L’interpellation de l’artiste rappeur togolais, TCHALA Essowè Narcisse Alias « Aamron », continue de faire couler beaucoup d’encre et de salive. Reçue sur les plateaux de TV5 monde cette fin de semaine, une de ses avocats constitués, Me Sophie De Penfentenyo a donné quelques détails sur cette affaire qui fait la une de l’actualité au Togo ces derniers jours.
Selon Me Sophie De Penfentenyo, Aamron a été interpellé à son domicile le 26 mai 2025 à 21 heures 15 contrairement aux heures légales prévues par le code pénal togolais pour être interpeller et subir une répression judiciaire. « Il n’a fait l’objet d’aucune procédure pénale ouverte à ce jour. On a su qu’immédiatement après son interpellation, il a été conduit dans les locaux du Service central de recherches et d’investigations criminelles (SCRIC) pourtant aucune infraction de nature criminelle ne lui a été reprochée et connue aujourd’hui, aucune procédure ne nous a été communiquée. Il aurait subi des traitements qui s’apparenteraient à de la torture dans ces locaux avant d’être conduit à l’hôpital psychiatrique de Zébé où il est toujours retenu. Nous sommes effectivement dans le flou le plus total », a-t-elle commenté.
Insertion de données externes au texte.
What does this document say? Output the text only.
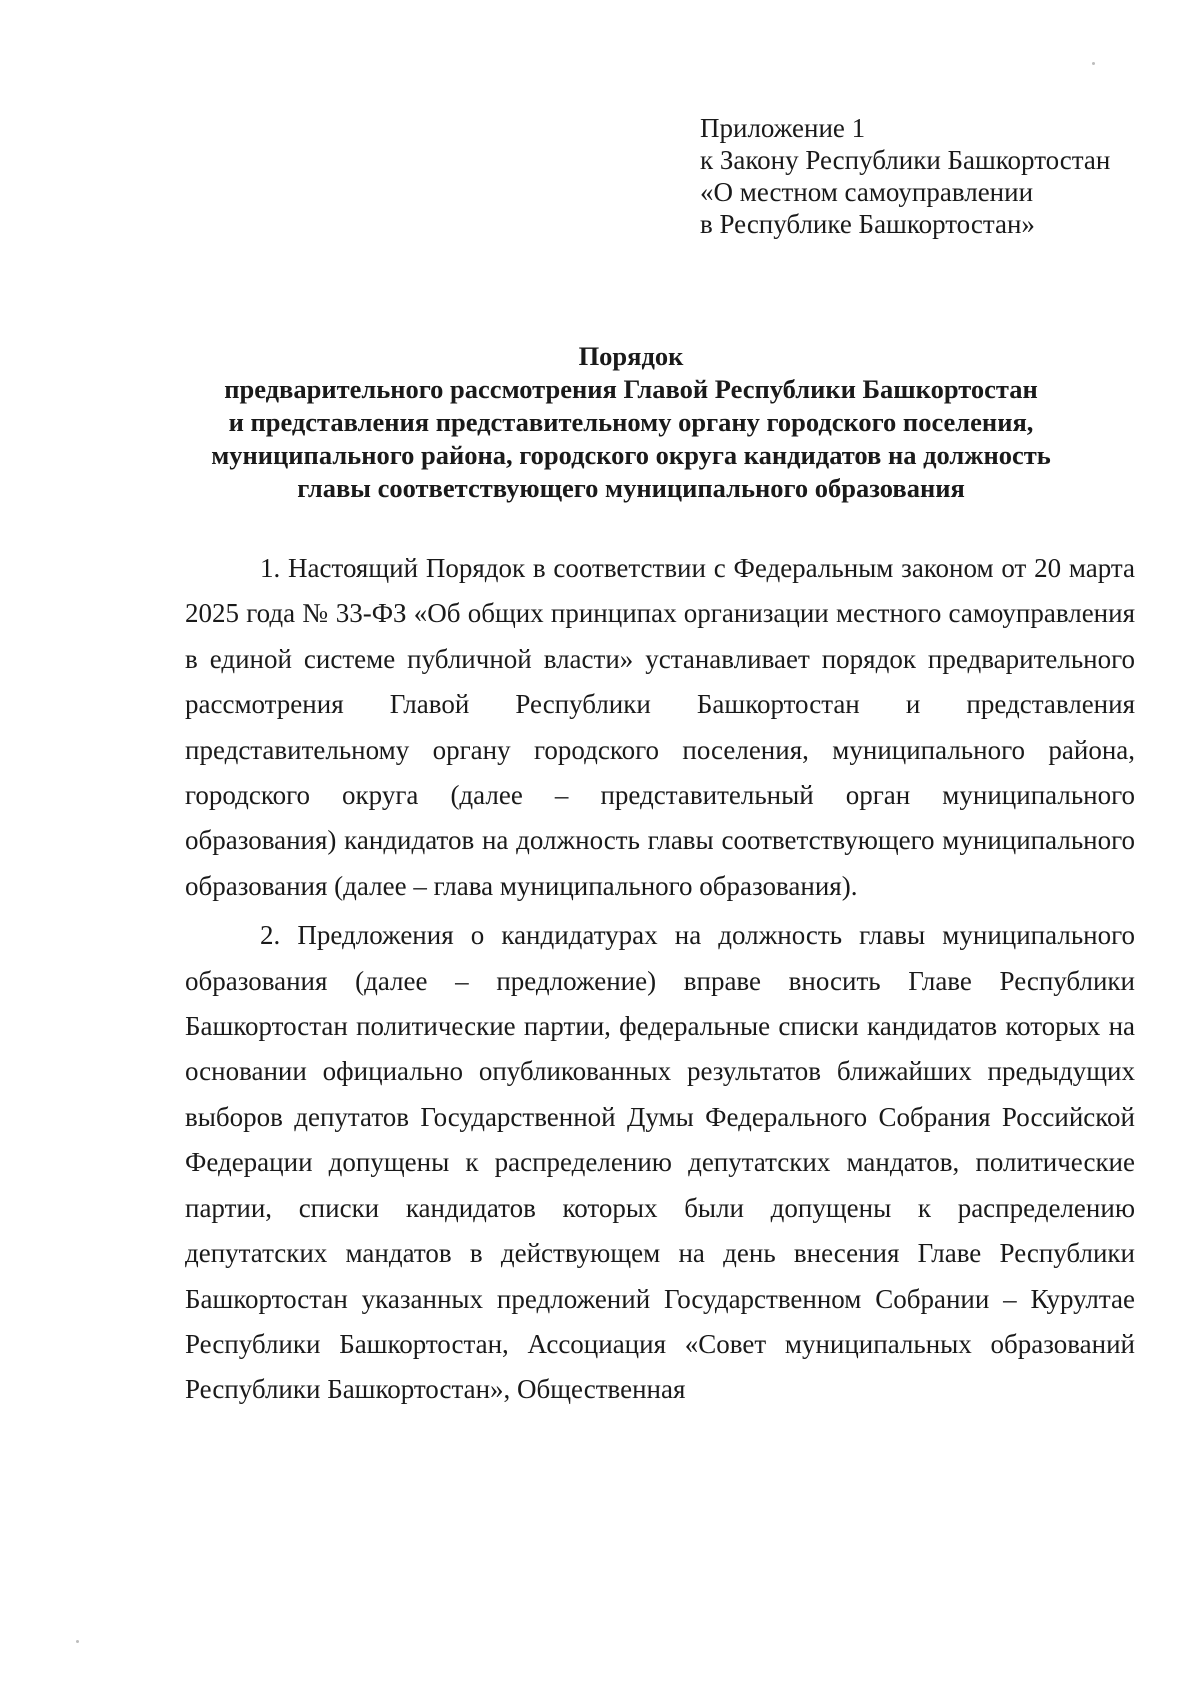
Приложение 1
к Закону Республики Башкортостан
«О местном самоуправлении
в Республике Башкортостан»
Порядок
предварительного рассмотрения Главой Республики Башкортостан
и представления представительному органу городского поселения,
муниципального района, городского округа кандидатов на должность
главы соответствующего муниципального образования

1. Настоящий Порядок в соответствии с Федеральным законом от 20 марта 2025 года № 33-ФЗ «Об общих принципах организации местного самоуправления в единой системе публичной власти» устанавливает порядок предварительного рассмотрения Главой Республики Башкортостан и представления представительному органу городского поселения, муниципального района, городского округа (далее – представительный орган муниципального образования) кандидатов на должность главы соответствующего муниципального образования (далее – глава муниципального образования).

2. Предложения о кандидатурах на должность главы муниципального образования (далее – предложение) вправе вносить Главе Республики Башкортостан политические партии, федеральные списки кандидатов которых на основании официально опубликованных результатов ближайших предыдущих выборов депутатов Государственной Думы Федерального Собрания Российской Федерации допущены к распределению депутатских мандатов, политические партии, списки кандидатов которых были допущены к распределению депутатских мандатов в действующем на день внесения Главе Республики Башкортостан указанных предложений Государственном Собрании – Курултае Республики Башкортостан, Ассоциация «Совет муниципальных образований Республики Башкортостан», Общественная
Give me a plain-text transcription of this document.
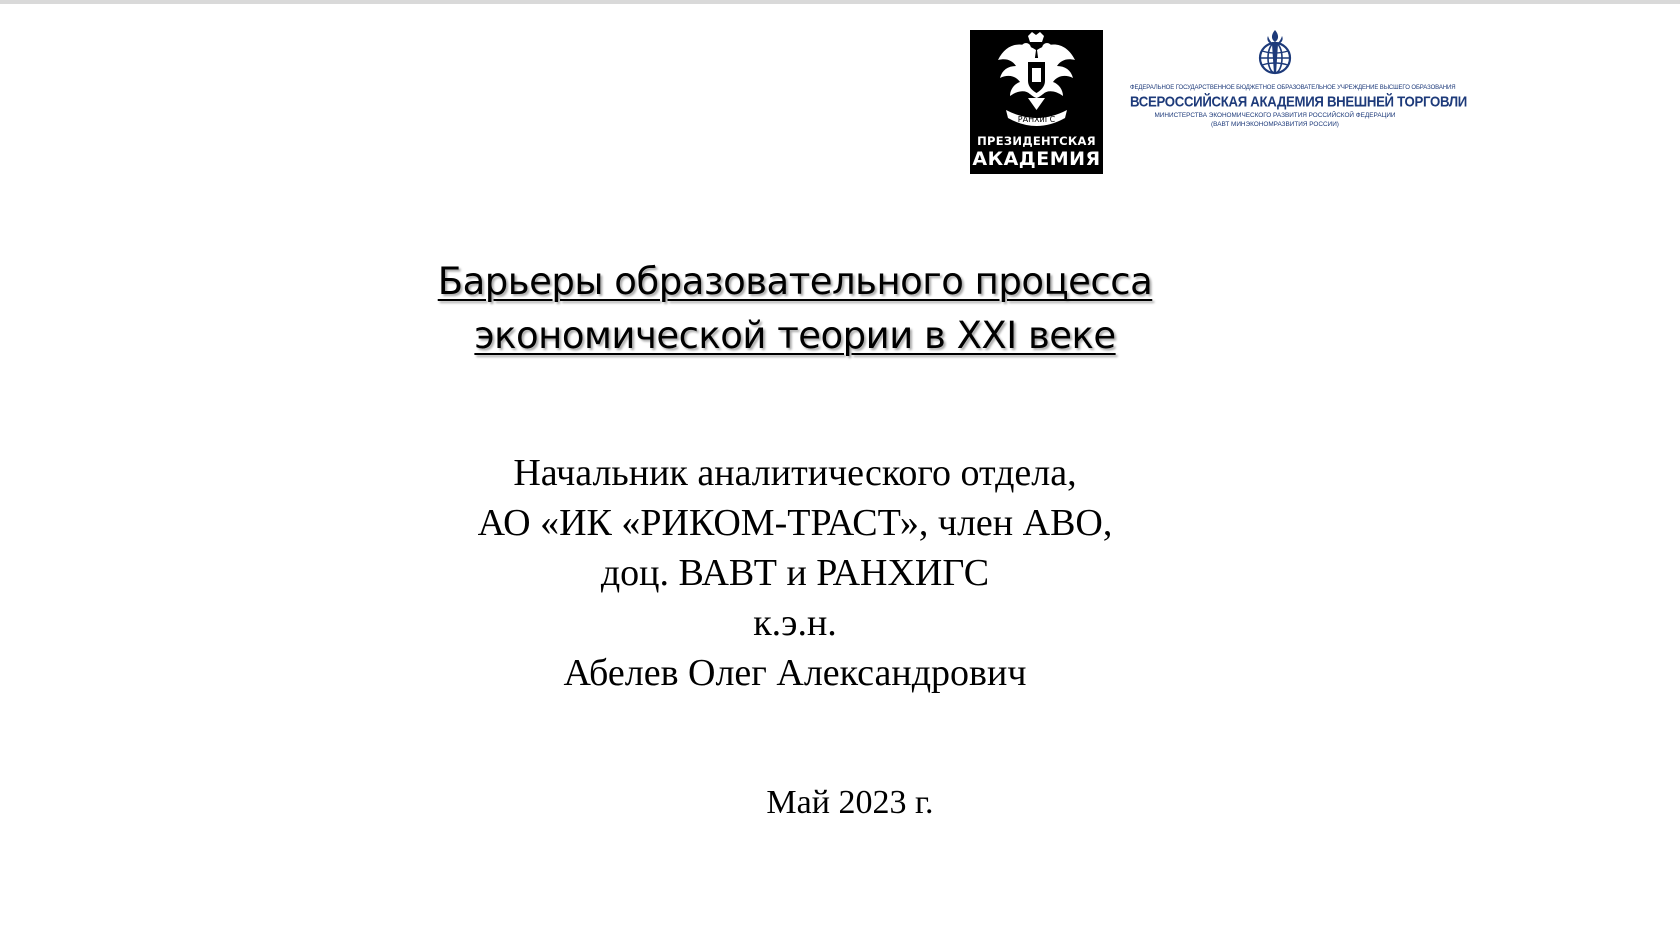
РАНХиГС
ПРЕЗИДЕНТСКАЯ
АКАДЕМИЯ
ФЕДЕРАЛЬНОЕ ГОСУДАРСТВЕННОЕ БЮДЖЕТНОЕ ОБРАЗОВАТЕЛЬНОЕ УЧРЕЖДЕНИЕ ВЫСШЕГО ОБРАЗОВАНИЯ
ВСЕРОССИЙСКАЯ АКАДЕМИЯ ВНЕШНЕЙ ТОРГОВЛИ
МИНИСТЕРСТВА ЭКОНОМИЧЕСКОГО РАЗВИТИЯ РОССИЙСКОЙ ФЕДЕРАЦИИ
(ВАВТ МИНЭКОНОМРАЗВИТИЯ РОССИИ)
Барьеры образовательного процесса
экономической теории в XXI веке
Начальник аналитического отдела,
АО «ИК «РИКОМ-ТРАСТ», член АВО,
доц. ВАВТ и РАНХИГС
к.э.н.
Абелев Олег Александрович
Май 2023 г.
Me Sophie De Penfentenyo affirme être en collaboration avec Me Celestin Agbogan pour pouvoir solliciter le procureur de Lomé afin d’avoir des réponses sur la procédure qui est appliquée à l’artiste. « Au Togo le code de la santé publique prévoit qu’il est tout à fait possible d’hospitaliser d’office dans le cas d’une procédure régulière, ce qui n’est pas le cas aujourd’hui. En ce qui concerne Aamron, nous sommes destinataire d’informations qui tendent à mettre en lumière le fait qu’il recevrait des injections. Aucune information sur le type d’injection. Nous ne sommes pas en contact avec l’équipe médicale. Pas de certificat médical pour l’instant. On attend des réponses du Procureur de Lomé sur ce point. Nous sommes très désireux le cas échéant de dépêcher un médecin français pour faire une contre-expertise », a indiqué l’avocate.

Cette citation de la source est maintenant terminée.